Extension of eligibility period of expenditure for 2007-13 Rural Development
The Commission confirmed that it would not be extending the eligibility for 2007-13 rural development expenditure for an additional six months, despite further calls from Romania and several other members states to do so. The Commission explained that it had not been possible due to a lack of legal provisions and limited financial and political flexibility.
Extension of eligibility period of expenditure under the European Fisheries Fund
Similarly to the item on rural development expenditure, the Commission also confirmed that it would not be extending the eligibility period for 2007-13 fisheries funding. Instead, it would look at existing flexibilities within the current legislation to assist member states.
International Year of Plant Health 2020
The presidency reported back from the food and agriculture organisation conference on 9 June, which had approved the initiative to declare 2020 the international year of plant health.
Work and Pensions
The Employment, Social Policy, Health and Consumer Affairs Council took place on 18 June 2015 in Luxembourg. Lord Freud, Minister for welfare reform, represented the UK.
There was a policy debate on the European semester 2015. As part of the discussion, the Council sought approval of draft Council recommendations on the national reform programmes 2015 to each member state; sought endorsement of the opinions of the Employment Committee (EMCO) and the Social Protection Committee (SPC) for the assessment of the 2015 country-specific. Most Ministers welcomed the streamlined process and outlined their acceptance for their respective CSRs and endorsed the EMCO report on employment performance monitor and benchmarks. Lord Freud highlighted the progress made domestically on issues such as childcare and skills.
The Council agreed a general approach on the proposals for a Council decision on guidelines for the employment policies of the member states.
The Council adopted draft Council conclusions on European Court of Auditors’ special report No. 3/2015 “EU Youth Guarantee: first steps taken, but implementation risk ahead”; and draft Council conclusions on “Equal income opportunities for women and men: Closing the gender gap on pensions”.
The Council received progress reports on the proposal for a directive of the European Parliament and of the Council on improving the gender balance among non-executive directors of companies listed on stock exchanges and related measures; and the proposal for a Council directive on implementing the principle of equal treatment between persons irrespective of religion or belief, disability, age or sexual orientation. On women on boards in particular, the Commission hoped for a general approach at the October EPSCO Council in order for the file to be adopted by the end of the year.

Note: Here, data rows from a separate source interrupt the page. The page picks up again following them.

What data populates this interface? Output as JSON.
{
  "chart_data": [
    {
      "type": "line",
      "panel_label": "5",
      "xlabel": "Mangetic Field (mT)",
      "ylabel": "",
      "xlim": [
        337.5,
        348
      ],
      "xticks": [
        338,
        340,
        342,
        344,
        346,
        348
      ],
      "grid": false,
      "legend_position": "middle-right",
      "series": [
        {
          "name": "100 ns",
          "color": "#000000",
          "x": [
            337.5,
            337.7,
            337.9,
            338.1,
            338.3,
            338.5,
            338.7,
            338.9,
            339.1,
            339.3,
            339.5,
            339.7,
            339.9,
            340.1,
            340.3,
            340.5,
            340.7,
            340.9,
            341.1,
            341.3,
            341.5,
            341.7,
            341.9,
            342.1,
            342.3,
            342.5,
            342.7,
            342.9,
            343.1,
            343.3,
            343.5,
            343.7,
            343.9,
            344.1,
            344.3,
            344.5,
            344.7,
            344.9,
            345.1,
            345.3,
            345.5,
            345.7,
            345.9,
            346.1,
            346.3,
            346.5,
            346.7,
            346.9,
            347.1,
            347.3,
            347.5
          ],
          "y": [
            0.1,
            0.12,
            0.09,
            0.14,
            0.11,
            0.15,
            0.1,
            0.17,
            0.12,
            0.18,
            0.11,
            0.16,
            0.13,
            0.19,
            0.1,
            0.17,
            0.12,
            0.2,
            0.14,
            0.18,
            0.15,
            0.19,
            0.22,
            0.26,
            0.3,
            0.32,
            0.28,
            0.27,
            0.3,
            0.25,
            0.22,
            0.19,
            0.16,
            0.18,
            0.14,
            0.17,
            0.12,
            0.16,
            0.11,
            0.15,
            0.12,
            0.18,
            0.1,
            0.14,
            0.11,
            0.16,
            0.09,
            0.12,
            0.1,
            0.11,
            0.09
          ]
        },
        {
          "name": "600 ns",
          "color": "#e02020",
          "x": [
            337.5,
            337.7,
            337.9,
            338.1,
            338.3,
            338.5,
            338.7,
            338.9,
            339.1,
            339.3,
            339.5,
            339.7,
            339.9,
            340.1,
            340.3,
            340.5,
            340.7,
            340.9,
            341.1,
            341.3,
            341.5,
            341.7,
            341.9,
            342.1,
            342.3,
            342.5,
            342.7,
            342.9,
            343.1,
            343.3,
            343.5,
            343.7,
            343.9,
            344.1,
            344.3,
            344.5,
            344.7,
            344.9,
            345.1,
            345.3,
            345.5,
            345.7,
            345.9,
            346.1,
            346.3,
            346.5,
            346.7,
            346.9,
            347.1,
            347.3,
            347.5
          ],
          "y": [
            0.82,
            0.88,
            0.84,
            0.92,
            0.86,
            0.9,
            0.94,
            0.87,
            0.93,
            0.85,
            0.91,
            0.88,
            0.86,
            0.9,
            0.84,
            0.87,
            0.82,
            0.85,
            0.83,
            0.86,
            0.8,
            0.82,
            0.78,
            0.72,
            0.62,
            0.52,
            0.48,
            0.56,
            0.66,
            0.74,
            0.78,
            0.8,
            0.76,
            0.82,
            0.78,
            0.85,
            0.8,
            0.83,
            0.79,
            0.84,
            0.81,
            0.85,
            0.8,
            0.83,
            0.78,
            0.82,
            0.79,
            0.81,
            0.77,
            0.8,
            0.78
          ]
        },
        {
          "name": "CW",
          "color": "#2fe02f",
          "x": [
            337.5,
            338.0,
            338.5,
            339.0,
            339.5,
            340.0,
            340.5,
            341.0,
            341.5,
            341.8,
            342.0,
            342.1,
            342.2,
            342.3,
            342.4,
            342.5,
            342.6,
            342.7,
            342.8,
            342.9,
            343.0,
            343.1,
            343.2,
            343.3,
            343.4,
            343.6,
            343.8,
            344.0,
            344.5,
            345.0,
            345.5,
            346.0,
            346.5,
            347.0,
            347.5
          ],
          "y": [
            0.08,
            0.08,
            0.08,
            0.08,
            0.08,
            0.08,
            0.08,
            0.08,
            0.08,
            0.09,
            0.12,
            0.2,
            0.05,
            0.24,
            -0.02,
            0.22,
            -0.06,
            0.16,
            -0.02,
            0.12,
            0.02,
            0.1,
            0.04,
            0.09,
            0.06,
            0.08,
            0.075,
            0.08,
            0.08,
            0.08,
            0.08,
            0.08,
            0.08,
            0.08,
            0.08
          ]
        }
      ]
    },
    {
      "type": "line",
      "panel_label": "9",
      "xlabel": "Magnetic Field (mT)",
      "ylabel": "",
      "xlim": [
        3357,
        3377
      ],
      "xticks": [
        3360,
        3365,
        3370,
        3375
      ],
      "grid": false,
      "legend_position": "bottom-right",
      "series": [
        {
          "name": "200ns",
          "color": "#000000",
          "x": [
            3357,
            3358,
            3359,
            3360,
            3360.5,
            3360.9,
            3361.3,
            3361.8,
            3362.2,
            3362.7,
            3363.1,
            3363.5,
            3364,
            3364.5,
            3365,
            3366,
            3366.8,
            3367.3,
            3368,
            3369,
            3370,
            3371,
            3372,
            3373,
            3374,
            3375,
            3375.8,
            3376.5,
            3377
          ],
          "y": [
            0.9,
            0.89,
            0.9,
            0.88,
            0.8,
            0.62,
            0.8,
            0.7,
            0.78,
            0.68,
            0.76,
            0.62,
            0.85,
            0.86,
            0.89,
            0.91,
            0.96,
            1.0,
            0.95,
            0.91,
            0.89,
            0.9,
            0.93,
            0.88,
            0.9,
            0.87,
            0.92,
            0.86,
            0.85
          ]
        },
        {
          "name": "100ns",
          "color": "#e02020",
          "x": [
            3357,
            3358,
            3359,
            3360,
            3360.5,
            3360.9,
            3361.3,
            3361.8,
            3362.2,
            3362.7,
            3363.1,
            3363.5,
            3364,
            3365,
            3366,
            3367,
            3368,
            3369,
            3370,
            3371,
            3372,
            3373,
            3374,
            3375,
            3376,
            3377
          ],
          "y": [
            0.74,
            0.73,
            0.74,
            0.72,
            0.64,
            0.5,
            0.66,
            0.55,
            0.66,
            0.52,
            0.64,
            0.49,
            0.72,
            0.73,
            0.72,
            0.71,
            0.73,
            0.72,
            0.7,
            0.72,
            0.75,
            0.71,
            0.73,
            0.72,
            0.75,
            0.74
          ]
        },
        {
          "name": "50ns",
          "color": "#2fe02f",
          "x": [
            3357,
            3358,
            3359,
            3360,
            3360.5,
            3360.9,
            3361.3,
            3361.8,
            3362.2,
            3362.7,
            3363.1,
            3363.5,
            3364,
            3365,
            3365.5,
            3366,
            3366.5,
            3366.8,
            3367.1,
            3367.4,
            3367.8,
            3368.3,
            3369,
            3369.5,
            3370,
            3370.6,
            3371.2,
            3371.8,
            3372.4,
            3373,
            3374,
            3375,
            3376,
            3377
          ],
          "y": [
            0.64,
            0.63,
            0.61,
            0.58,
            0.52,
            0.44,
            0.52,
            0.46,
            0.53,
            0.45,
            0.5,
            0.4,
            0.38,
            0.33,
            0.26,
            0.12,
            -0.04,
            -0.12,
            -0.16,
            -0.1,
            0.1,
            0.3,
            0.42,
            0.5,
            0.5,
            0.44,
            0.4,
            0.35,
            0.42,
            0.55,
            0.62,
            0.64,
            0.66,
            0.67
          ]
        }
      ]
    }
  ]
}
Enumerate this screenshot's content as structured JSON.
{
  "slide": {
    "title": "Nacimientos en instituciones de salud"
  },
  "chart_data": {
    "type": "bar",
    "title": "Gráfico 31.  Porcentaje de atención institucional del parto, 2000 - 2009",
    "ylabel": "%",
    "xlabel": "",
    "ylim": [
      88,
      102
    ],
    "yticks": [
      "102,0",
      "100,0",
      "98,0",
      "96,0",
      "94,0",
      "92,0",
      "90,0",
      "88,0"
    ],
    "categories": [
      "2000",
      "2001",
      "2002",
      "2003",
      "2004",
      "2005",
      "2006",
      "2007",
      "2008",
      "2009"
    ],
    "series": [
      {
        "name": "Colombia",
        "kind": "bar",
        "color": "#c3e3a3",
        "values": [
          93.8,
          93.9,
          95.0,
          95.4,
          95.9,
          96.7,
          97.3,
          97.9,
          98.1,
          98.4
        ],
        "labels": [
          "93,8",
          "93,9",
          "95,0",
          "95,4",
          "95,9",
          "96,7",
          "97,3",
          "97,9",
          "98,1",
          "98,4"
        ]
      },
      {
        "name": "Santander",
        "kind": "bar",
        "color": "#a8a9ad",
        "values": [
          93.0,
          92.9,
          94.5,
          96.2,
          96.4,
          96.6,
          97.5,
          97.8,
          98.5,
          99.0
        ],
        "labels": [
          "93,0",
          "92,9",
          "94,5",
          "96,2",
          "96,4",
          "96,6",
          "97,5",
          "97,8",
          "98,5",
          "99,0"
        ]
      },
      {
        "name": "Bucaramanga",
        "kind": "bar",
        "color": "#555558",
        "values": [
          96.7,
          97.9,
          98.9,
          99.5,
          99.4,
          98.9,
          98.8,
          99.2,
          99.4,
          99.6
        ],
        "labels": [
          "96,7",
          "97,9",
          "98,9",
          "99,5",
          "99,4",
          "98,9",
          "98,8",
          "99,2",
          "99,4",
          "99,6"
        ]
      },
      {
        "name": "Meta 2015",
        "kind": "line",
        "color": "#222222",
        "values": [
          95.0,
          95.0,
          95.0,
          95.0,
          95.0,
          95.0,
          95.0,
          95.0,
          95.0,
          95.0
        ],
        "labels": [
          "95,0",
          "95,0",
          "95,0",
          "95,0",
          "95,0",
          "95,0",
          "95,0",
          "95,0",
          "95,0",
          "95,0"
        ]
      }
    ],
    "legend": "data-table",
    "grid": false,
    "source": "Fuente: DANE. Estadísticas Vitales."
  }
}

Under any other business, the Latvian presidency informed the Council on current legislative proposals, and outcomes of the conferences organised by the Latvian presidency. The Commission provided information on the national Roma integration strategy—annual implementation report; and the report on the functioning of the transitional arrangements on free movement of workers from Croatia and accompanying Commission staff working document. The Luxembourg delegation provided information on the work programme of the incoming presidency, stating that it intended to make progress on the platform on undeclared work and the anti-discrimination directive and wanted to focus on inclusive growth. It also wanted to explore the challenges arising from technological developments in the workplace and the skills needed for young people to successfully enter the labour market.